Herkesin bir hikayesi var, ya senin hikayen nedir?
    başlık yok! burası bom boş!
  1. 1.
    +2 -2
    ÜST EDiT: Hikaye bitti rahat rahat okuyabilirsiniz yarım saatte biter zaten. Hayırlı geceler beyler. Okuyan yorum yapsın sevineyim.

    Abilerim kardeşlerim şimdiden söyleyeyim 11. sınıf bir dostunuzum. Okuldaki drama dersi için bir senaryo yazmıştım hikaye şeklinde, her arkadaşım 5 sayfa yazarken ben 22 sayfa yazdım ama hoca dahil kimse uzun diye okumadı. Verdi 100'ü geçti.

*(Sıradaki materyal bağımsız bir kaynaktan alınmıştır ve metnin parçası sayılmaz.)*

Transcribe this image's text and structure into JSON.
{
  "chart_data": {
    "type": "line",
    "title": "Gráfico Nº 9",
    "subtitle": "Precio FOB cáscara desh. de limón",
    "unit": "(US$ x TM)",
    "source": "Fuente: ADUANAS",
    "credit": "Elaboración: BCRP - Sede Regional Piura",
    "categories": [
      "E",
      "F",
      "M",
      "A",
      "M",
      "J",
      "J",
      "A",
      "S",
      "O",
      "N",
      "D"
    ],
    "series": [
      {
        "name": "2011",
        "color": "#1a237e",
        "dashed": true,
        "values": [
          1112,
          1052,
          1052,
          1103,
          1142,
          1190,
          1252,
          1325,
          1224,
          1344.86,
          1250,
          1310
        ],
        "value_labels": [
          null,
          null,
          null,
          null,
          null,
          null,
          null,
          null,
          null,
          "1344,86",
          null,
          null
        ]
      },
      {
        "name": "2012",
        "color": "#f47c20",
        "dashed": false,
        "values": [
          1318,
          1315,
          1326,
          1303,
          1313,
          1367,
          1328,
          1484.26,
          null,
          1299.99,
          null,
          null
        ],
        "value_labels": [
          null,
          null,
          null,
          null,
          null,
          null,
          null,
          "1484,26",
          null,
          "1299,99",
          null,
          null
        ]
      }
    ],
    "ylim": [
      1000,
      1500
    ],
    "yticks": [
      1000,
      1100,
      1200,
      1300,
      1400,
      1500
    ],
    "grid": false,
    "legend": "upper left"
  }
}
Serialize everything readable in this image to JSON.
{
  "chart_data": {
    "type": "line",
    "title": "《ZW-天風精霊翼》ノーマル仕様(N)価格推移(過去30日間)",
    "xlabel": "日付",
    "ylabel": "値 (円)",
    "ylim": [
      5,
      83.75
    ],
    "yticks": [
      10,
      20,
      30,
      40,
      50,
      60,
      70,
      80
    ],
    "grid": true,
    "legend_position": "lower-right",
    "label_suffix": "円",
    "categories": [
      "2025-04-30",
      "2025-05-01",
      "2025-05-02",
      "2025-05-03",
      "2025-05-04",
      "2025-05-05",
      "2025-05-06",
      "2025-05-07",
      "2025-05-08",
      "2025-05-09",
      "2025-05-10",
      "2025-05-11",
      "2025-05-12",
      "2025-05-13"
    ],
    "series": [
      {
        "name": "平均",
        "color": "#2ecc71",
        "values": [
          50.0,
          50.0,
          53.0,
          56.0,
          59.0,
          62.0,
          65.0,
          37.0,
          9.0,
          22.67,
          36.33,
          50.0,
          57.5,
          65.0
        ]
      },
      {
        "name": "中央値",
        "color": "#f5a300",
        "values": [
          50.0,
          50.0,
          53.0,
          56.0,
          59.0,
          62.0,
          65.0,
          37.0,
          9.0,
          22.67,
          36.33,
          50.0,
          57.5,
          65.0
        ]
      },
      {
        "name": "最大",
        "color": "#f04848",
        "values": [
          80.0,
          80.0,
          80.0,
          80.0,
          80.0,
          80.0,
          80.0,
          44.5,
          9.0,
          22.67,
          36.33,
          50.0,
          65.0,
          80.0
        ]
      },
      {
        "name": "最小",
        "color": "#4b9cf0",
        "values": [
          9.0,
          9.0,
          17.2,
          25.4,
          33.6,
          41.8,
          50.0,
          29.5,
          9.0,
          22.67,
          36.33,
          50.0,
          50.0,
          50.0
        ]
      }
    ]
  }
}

    18 punto ile yazılmış toplam 22 sayfa word dosyası olarak hazır hikayem. Sizden ricam ne trend ne de şuku dostlar, okuyacak olanlar kendini belli etsin rez alsın hemen uzun partlar halinde atmaya başlayacağım. Sonu sürpriz ayrıca saracağına eminim ben zevkle yazdım.

    Edit: Hatta ilk partı atayım şuraya okuyup devdıbını isteyen yazar.

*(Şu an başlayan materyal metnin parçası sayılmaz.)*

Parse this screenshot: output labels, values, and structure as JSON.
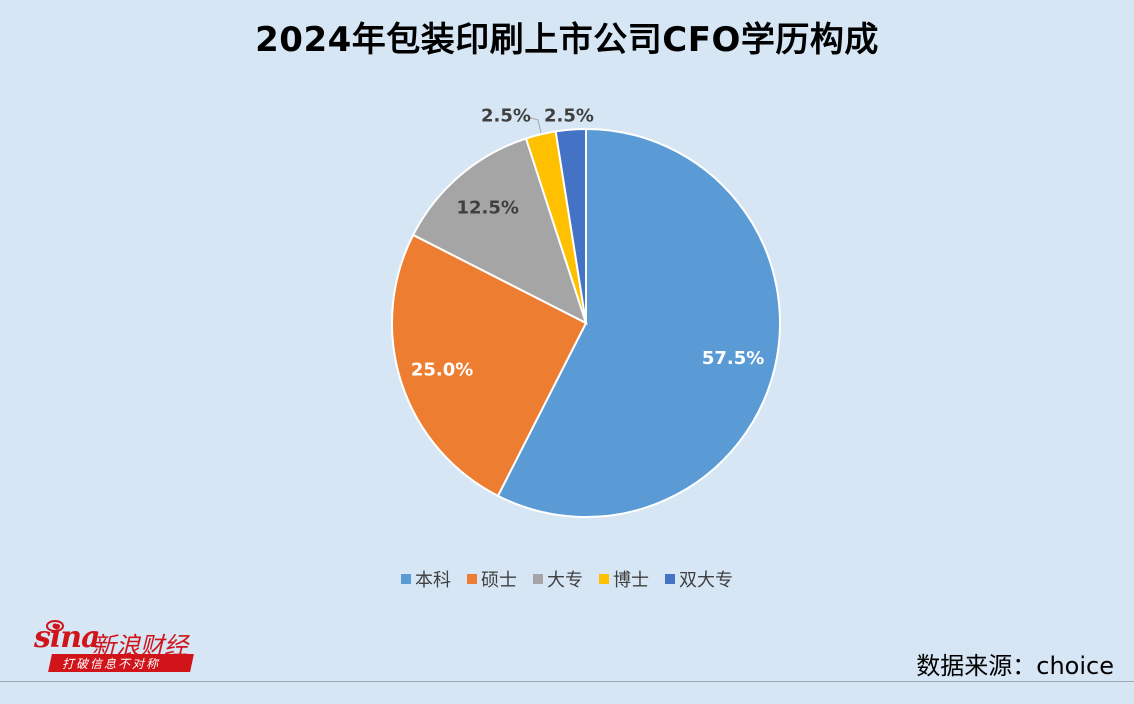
{
  "header": {
    "title": "2024年包装印刷上市公司CFO学历构成"
  },
  "chart_data": {
    "type": "pie",
    "title": "2024年包装印刷上市公司CFO学历构成",
    "categories": [
      "本科",
      "硕士",
      "大专",
      "博士",
      "双大专"
    ],
    "values": [
      57.5,
      25.0,
      12.5,
      2.5,
      2.5
    ],
    "labels": [
      "57.5%",
      "25.0%",
      "12.5%",
      "2.5%",
      "2.5%"
    ],
    "colors": [
      "#5b9bd5",
      "#ed7d31",
      "#a5a5a5",
      "#ffc000",
      "#4472c4"
    ],
    "start": "12 o'clock, clockwise",
    "legend_position": "bottom"
  },
  "logo": {
    "wordmark": "sina",
    "name": "新浪财经",
    "slogan": "打破信息不对称"
  },
  "footer": {
    "source": "数据来源：choice"
  }
}
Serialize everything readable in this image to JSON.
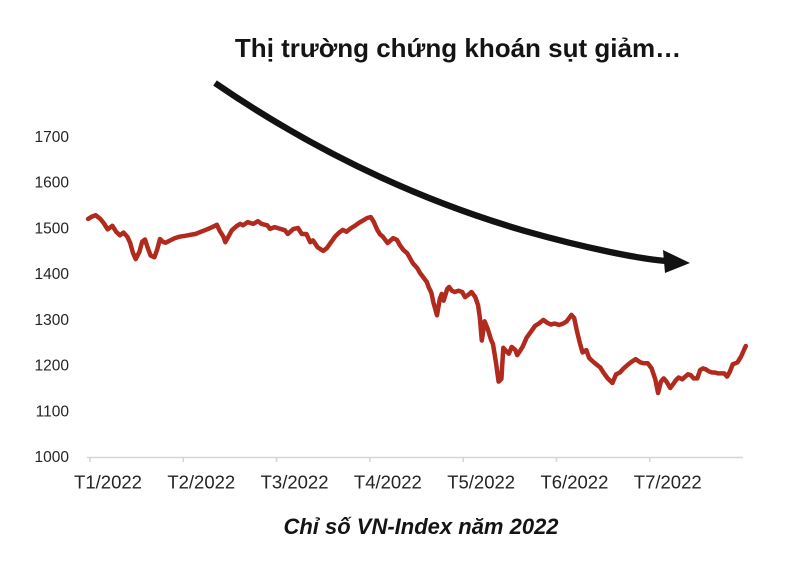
{
  "chart": {
    "title": "Thị trường chứng khoán sụt giảm…",
    "caption": "Chỉ số VN-Index năm 2022"
  },
  "colors": {
    "series_red": "#b02a1e",
    "arrow_black": "#121212",
    "axis_gray": "#d6d6d6",
    "text_dark": "#242424"
  },
  "chart_data": {
    "type": "line",
    "title": "Thị trường chứng khoán sụt giảm…",
    "caption": "Chỉ số VN-Index năm 2022",
    "grid": false,
    "legend": false,
    "x_axis": {
      "tick_labels": [
        "T1/2022",
        "T2/2022",
        "T3/2022",
        "T4/2022",
        "T5/2022",
        "T6/2022",
        "T7/2022"
      ]
    },
    "y_axis": {
      "min": 1000,
      "max": 1700,
      "tick_step": 100,
      "tick_labels": [
        1700,
        1600,
        1500,
        1400,
        1300,
        1200,
        1100,
        1000
      ]
    },
    "annotations": [
      {
        "type": "arrow",
        "shape": "curved",
        "direction": "down-right",
        "color": "#121212",
        "meaning": "downtrend emphasis over the price line"
      }
    ],
    "series": [
      {
        "name": "VN-Index",
        "color": "#b02a1e",
        "x_unit": "fractional month (1.0 = start of T1/2022, 8.0 = chart end)",
        "points": [
          [
            0.98,
            1522
          ],
          [
            1.02,
            1527
          ],
          [
            1.06,
            1530
          ],
          [
            1.11,
            1522
          ],
          [
            1.15,
            1512
          ],
          [
            1.19,
            1499
          ],
          [
            1.24,
            1507
          ],
          [
            1.28,
            1494
          ],
          [
            1.32,
            1486
          ],
          [
            1.36,
            1492
          ],
          [
            1.4,
            1483
          ],
          [
            1.43,
            1470
          ],
          [
            1.46,
            1448
          ],
          [
            1.49,
            1434
          ],
          [
            1.53,
            1450
          ],
          [
            1.56,
            1472
          ],
          [
            1.59,
            1477
          ],
          [
            1.62,
            1458
          ],
          [
            1.65,
            1442
          ],
          [
            1.69,
            1438
          ],
          [
            1.72,
            1455
          ],
          [
            1.75,
            1478
          ],
          [
            1.78,
            1472
          ],
          [
            1.81,
            1470
          ],
          [
            1.86,
            1475
          ],
          [
            1.91,
            1480
          ],
          [
            1.96,
            1483
          ],
          [
            2.02,
            1485
          ],
          [
            2.07,
            1487
          ],
          [
            2.13,
            1489
          ],
          [
            2.18,
            1493
          ],
          [
            2.23,
            1497
          ],
          [
            2.29,
            1502
          ],
          [
            2.33,
            1506
          ],
          [
            2.36,
            1509
          ],
          [
            2.39,
            1496
          ],
          [
            2.43,
            1483
          ],
          [
            2.45,
            1471
          ],
          [
            2.48,
            1482
          ],
          [
            2.52,
            1497
          ],
          [
            2.57,
            1506
          ],
          [
            2.61,
            1511
          ],
          [
            2.64,
            1508
          ],
          [
            2.69,
            1515
          ],
          [
            2.75,
            1511
          ],
          [
            2.8,
            1517
          ],
          [
            2.84,
            1511
          ],
          [
            2.9,
            1508
          ],
          [
            2.93,
            1500
          ],
          [
            2.98,
            1504
          ],
          [
            3.04,
            1500
          ],
          [
            3.09,
            1497
          ],
          [
            3.12,
            1489
          ],
          [
            3.18,
            1500
          ],
          [
            3.23,
            1502
          ],
          [
            3.27,
            1489
          ],
          [
            3.32,
            1489
          ],
          [
            3.36,
            1471
          ],
          [
            3.39,
            1475
          ],
          [
            3.44,
            1460
          ],
          [
            3.5,
            1452
          ],
          [
            3.54,
            1458
          ],
          [
            3.58,
            1470
          ],
          [
            3.63,
            1484
          ],
          [
            3.67,
            1492
          ],
          [
            3.71,
            1498
          ],
          [
            3.75,
            1494
          ],
          [
            3.8,
            1502
          ],
          [
            3.84,
            1507
          ],
          [
            3.88,
            1513
          ],
          [
            3.93,
            1519
          ],
          [
            3.97,
            1524
          ],
          [
            4.01,
            1526
          ],
          [
            4.04,
            1516
          ],
          [
            4.08,
            1498
          ],
          [
            4.11,
            1488
          ],
          [
            4.14,
            1483
          ],
          [
            4.19,
            1469
          ],
          [
            4.25,
            1480
          ],
          [
            4.29,
            1476
          ],
          [
            4.32,
            1465
          ],
          [
            4.36,
            1454
          ],
          [
            4.4,
            1447
          ],
          [
            4.43,
            1436
          ],
          [
            4.46,
            1425
          ],
          [
            4.51,
            1414
          ],
          [
            4.54,
            1403
          ],
          [
            4.57,
            1395
          ],
          [
            4.61,
            1384
          ],
          [
            4.63,
            1373
          ],
          [
            4.66,
            1360
          ],
          [
            4.68,
            1340
          ],
          [
            4.72,
            1311
          ],
          [
            4.75,
            1347
          ],
          [
            4.77,
            1358
          ],
          [
            4.79,
            1343
          ],
          [
            4.83,
            1369
          ],
          [
            4.85,
            1373
          ],
          [
            4.88,
            1365
          ],
          [
            4.91,
            1362
          ],
          [
            4.95,
            1365
          ],
          [
            4.99,
            1362
          ],
          [
            5.02,
            1351
          ],
          [
            5.05,
            1355
          ],
          [
            5.09,
            1362
          ],
          [
            5.13,
            1351
          ],
          [
            5.16,
            1333
          ],
          [
            5.18,
            1305
          ],
          [
            5.2,
            1256
          ],
          [
            5.23,
            1298
          ],
          [
            5.26,
            1283
          ],
          [
            5.28,
            1270
          ],
          [
            5.3,
            1257
          ],
          [
            5.32,
            1248
          ],
          [
            5.35,
            1210
          ],
          [
            5.38,
            1166
          ],
          [
            5.41,
            1172
          ],
          [
            5.43,
            1240
          ],
          [
            5.46,
            1233
          ],
          [
            5.49,
            1227
          ],
          [
            5.52,
            1242
          ],
          [
            5.56,
            1235
          ],
          [
            5.58,
            1224
          ],
          [
            5.61,
            1233
          ],
          [
            5.64,
            1243
          ],
          [
            5.68,
            1262
          ],
          [
            5.73,
            1276
          ],
          [
            5.77,
            1288
          ],
          [
            5.81,
            1293
          ],
          [
            5.86,
            1301
          ],
          [
            5.9,
            1295
          ],
          [
            5.94,
            1291
          ],
          [
            5.98,
            1293
          ],
          [
            6.03,
            1290
          ],
          [
            6.07,
            1293
          ],
          [
            6.11,
            1298
          ],
          [
            6.16,
            1312
          ],
          [
            6.19,
            1305
          ],
          [
            6.22,
            1276
          ],
          [
            6.25,
            1252
          ],
          [
            6.28,
            1230
          ],
          [
            6.32,
            1235
          ],
          [
            6.35,
            1218
          ],
          [
            6.38,
            1212
          ],
          [
            6.42,
            1205
          ],
          [
            6.47,
            1197
          ],
          [
            6.51,
            1184
          ],
          [
            6.55,
            1173
          ],
          [
            6.6,
            1163
          ],
          [
            6.64,
            1182
          ],
          [
            6.68,
            1186
          ],
          [
            6.72,
            1195
          ],
          [
            6.77,
            1204
          ],
          [
            6.81,
            1210
          ],
          [
            6.85,
            1215
          ],
          [
            6.9,
            1208
          ],
          [
            6.94,
            1206
          ],
          [
            6.98,
            1206
          ],
          [
            7.02,
            1195
          ],
          [
            7.06,
            1171
          ],
          [
            7.09,
            1141
          ],
          [
            7.12,
            1166
          ],
          [
            7.15,
            1173
          ],
          [
            7.18,
            1166
          ],
          [
            7.22,
            1152
          ],
          [
            7.25,
            1160
          ],
          [
            7.28,
            1169
          ],
          [
            7.31,
            1175
          ],
          [
            7.35,
            1171
          ],
          [
            7.38,
            1177
          ],
          [
            7.41,
            1182
          ],
          [
            7.44,
            1180
          ],
          [
            7.47,
            1173
          ],
          [
            7.51,
            1173
          ],
          [
            7.54,
            1191
          ],
          [
            7.57,
            1195
          ],
          [
            7.6,
            1193
          ],
          [
            7.64,
            1188
          ],
          [
            7.67,
            1186
          ],
          [
            7.7,
            1186
          ],
          [
            7.73,
            1184
          ],
          [
            7.76,
            1184
          ],
          [
            7.8,
            1184
          ],
          [
            7.83,
            1177
          ],
          [
            7.86,
            1188
          ],
          [
            7.89,
            1204
          ],
          [
            7.94,
            1208
          ],
          [
            7.98,
            1221
          ],
          [
            8.01,
            1235
          ],
          [
            8.03,
            1244
          ]
        ]
      }
    ]
  }
}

    Claire yirmi yaşında, sessiz sakin, içine kapanık bir kızdır, Teknoloji Ve Bilim Üniversitesi’nde ikinci sınıf Moleküler Biyoloji ve Genetik bölümünü okumaktadır, bu bölüm onun çocukluk hayalidir. Üniversitedeki diğer öğrencilere karşın derslerine daha bağlı ve alanına çok daha özel bir ilgi duyar, özellikle insan vücudu üzerinde yaptığı çalışmaları ile okulda adını herkese duyurmuştur. Hocaların gözde öğrencisidir. Üç gündür hastadır ve hiçbir şey yapamamıştır.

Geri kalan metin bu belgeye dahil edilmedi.